Transitioning From Methadone to Buprenorphine in a Patient With Prolonged QTc Interval in the Setting of Acute Liver Failure: A Case Report.

Abstract

Background: Methadone, a mu-opioid receptor agonist, is one of 3 FDA-approved medications for opioid use disorder (OUD). Acute liver dysfunction can impair hepatic metabolism and increase sedation risk. Methadone can induce QT prolongation, which increases the risk of Torsades de Pointes, more commonly in patients on doses higher than 100 mg. Options for managing methadone-related QT prolongation include lowering the methadone dose or switching to buprenorphine, a partial mu-opioid agonist also FDA-approved for OUD. Precipitated withdrawal poses a challenge when transitioning from methadone to buprenorphine, and acute impaired hepatic metabolism of methadone contributes to uncertainty about how long clinicians must wait before initiating full-dose buprenorphine. Limited guidance exists on this transition.
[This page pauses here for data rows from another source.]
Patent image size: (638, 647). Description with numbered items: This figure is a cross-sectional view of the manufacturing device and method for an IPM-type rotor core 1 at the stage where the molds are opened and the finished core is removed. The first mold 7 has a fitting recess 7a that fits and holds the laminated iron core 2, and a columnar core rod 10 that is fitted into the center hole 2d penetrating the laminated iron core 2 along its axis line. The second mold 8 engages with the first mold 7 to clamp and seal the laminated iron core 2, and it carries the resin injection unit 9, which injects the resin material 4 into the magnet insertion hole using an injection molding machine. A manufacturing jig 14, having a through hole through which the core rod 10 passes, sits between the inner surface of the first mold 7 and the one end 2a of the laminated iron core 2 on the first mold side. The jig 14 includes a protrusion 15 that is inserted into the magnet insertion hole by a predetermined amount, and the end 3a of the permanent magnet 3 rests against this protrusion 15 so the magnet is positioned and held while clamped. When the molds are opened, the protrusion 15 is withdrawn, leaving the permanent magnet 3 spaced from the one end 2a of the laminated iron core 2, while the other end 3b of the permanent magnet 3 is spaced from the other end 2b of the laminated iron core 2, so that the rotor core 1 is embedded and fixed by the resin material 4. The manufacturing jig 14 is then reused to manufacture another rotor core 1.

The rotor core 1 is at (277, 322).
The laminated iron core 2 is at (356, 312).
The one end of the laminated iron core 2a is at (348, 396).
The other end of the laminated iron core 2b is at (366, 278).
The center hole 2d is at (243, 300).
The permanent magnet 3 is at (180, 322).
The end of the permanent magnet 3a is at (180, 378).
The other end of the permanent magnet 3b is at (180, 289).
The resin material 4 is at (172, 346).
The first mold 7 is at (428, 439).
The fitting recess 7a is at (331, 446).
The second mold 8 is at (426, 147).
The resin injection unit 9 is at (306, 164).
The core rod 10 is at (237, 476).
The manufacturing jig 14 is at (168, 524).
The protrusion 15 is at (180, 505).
Case summary: We report the case of a 37-year-old man with hepatitis C, alcohol use disorder, and OUD in long-term remission on methadone 210 mg daily who was transferred to a quaternary care center for liver transplant evaluation due to acute liver failure. On presentation, an EKG showed a QTc of 785 milliseconds prompting discontinuation of methadone. Oxycodone 10 mg every 6 hours as needed was started, with nearly full amelioration of withdrawal symptoms. Eleven days after the last methadone dose, and 12 hours after the last oxycodone dose, buprenorphine 8 mg SL was administered, and the patient experienced severe precipitated withdrawal.

Discussion: This case report highlights the challenge of estimating methadone half-life in a patient with severe acute liver dysfunction who needs to switch from methadone to buprenorphine. A buprenorphine low-dose induction strategy may reduce the risk and severity of precipitated withdrawal.